Contexte et aspects des systèmes de production caractéristiques du système d’élevage intensif

Contexte et aspects des systèmes de production caractéristiques du système d’élevage intensif

Entre le monde paysan construit par dix mille ans de relations domestiques avec les animaux et le monde industriel dans lequel s’inscrivent aujourd’hui les productions animales, des éléments essentiels du travail avec les animaux d’élevage ont profondément changé. Etre paysan, comme l’écrivait Henri Mendras (1984), était un état. Etre agriculteur, être éleveur est devenu un métier. La zootechnie, née en France au milieu du 19ème siècle en même temps que se développait la société industrielle, a été un outil essentiel de ces transformations. L’idéologie du progrès qu’elle a véhiculée a permis d’imposer une idée de la modernité appuyée sur la science (notamment la biologie et l’économie) et la technique au service de la patrie et du progrès social (Dechambre, 1928; Diffloth, 1914; Gasparin, 1843; Laplaud, 1940; Sanson, 1858; Sanson, 1907). La relation de travail individualisée et familiale et la proximité avec les animaux d’élevage décrites par Keith Thomas (1983) ont cédé progressivement la place à un rapport instrumental. Les animaux d’élevage sont devenus, en théorie sinon dans les faits, des « » s’est faite avec l’appui des pouvoirs publics et des théoriciens de l’élevage (zootechniciens, enseignants, vétérinaires) qui ont permis l’entrée de l’industrie dans l’élevage (Augé-Laribé, 1950; Mayaud, 2002; Weber, 1983).

L’organisation du travail a ainsi progressivement été rationalisée (alimentation des animaux, logement, hygiène, reproduction,…). Ce n’est toutefois qu’après 1945, grâce à des innovations essentielles (notamment les antibiotiques et la synthèse de la vitamine D qui permettent de maintenir constamment les animaux dans des bâtiments), à des soutiens publics importants et à l’enrôlement d’une partie des agriculteurs dans le processus de « modernisation »1 que les filières de productions animales (filière avicole, filière lait, filière porcine, filière veaux de boucherie…) se sont construites en tant que telles et ont pris un véritable essor. Le rapport des paysans aux animaux et à la nature est devenu un rapport de pouvoir appuyé sur la technique : « Aucune génération de paysans n’avait senti son pouvoir sur la nature grandir de façon aussi rapide et palpable » (Faure, 1966).
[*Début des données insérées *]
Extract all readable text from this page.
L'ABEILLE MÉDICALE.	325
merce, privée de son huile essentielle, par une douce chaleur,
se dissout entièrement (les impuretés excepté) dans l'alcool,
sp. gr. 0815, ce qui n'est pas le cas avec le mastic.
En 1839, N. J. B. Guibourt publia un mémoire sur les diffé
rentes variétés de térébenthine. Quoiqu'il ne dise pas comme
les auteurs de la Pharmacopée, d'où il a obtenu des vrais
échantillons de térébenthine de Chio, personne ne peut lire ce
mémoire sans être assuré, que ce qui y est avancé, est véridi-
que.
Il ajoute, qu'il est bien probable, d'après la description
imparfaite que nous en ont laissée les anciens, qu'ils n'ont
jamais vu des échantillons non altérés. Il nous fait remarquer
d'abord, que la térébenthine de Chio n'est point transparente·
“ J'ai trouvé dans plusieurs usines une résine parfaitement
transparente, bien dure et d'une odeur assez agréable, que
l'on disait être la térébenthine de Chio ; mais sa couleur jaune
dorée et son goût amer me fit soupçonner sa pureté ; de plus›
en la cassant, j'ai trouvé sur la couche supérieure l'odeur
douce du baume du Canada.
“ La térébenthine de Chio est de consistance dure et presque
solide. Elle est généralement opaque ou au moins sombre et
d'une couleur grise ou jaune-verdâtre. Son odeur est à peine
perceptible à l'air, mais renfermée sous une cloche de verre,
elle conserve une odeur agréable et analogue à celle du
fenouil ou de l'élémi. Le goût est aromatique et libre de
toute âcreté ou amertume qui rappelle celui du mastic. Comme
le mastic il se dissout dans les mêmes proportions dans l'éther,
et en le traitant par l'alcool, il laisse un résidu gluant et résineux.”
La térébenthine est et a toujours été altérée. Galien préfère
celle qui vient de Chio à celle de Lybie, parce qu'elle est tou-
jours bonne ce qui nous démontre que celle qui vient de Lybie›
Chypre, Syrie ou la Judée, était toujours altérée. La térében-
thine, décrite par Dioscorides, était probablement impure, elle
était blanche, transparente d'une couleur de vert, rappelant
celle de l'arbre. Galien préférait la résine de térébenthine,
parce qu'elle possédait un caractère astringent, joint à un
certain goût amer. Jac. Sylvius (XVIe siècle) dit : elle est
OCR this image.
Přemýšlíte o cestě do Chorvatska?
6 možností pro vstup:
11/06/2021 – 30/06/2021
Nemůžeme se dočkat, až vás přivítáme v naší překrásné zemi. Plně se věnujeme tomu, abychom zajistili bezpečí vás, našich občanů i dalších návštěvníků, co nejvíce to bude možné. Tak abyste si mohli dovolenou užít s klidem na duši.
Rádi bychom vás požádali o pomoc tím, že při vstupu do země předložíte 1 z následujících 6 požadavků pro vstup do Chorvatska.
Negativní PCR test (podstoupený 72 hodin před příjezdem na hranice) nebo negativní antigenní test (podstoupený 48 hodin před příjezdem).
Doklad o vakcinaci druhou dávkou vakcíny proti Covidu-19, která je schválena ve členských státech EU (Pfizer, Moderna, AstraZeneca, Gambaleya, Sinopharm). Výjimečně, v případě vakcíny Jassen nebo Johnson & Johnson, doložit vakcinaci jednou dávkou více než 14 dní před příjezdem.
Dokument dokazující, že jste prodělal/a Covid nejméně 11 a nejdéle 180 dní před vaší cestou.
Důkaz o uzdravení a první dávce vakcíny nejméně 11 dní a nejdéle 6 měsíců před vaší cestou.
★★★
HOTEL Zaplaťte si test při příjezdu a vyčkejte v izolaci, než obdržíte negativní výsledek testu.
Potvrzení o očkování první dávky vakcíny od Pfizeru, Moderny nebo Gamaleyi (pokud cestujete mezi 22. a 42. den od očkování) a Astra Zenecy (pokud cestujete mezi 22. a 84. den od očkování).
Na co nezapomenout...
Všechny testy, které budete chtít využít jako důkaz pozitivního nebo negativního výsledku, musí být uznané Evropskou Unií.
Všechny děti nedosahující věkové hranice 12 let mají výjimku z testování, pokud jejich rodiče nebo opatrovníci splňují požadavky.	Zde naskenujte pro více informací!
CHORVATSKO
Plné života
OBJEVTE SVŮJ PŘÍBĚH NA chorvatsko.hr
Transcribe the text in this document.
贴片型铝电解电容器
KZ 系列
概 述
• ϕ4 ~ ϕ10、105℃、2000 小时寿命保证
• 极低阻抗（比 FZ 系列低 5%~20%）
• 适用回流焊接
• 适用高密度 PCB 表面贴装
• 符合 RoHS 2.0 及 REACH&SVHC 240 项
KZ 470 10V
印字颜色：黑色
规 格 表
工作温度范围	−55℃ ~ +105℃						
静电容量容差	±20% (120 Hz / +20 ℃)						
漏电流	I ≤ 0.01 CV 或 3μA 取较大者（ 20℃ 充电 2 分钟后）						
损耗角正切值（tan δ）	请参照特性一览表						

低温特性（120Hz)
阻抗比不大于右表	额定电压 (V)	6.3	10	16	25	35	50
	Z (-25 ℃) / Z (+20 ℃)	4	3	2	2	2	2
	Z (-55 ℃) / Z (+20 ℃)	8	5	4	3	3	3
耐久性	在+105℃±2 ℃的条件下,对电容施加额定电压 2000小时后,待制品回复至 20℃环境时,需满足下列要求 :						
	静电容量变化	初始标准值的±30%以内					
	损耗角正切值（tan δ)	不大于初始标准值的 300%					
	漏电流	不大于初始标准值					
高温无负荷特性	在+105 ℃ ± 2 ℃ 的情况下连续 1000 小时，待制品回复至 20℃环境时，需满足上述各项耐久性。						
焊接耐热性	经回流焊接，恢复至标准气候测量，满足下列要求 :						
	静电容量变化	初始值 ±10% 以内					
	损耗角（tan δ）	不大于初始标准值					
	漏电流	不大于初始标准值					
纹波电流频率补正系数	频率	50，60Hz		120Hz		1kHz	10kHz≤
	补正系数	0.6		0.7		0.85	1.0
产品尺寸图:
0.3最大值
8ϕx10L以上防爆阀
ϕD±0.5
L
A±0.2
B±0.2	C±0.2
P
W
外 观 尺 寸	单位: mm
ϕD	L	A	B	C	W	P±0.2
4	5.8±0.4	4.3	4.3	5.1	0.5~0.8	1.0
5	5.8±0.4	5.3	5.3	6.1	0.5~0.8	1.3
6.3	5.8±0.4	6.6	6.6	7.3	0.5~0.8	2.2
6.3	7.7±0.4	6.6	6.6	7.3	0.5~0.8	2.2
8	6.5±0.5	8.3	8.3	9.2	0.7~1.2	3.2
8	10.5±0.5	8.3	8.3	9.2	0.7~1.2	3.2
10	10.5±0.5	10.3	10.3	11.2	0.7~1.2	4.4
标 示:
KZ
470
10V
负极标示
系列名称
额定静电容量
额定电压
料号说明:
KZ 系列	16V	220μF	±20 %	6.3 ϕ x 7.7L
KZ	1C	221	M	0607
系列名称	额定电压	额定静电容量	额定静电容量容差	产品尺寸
Le premier plan quinquennal de modernisation et d’équipement de 1946, dit plan Monnet (1947-1952), a inscrit l’agriculture dans un projet économique global, basé sur une industrie moderne et puissante, et lui a fixé deux objectifs : d’une part retrouver dès 1950 les niveaux de production agricole d’avant guerre et satisfaire les besoins alimentaires de la population française sans recours aux importations et d’autre part développer les possibilités d’exportation.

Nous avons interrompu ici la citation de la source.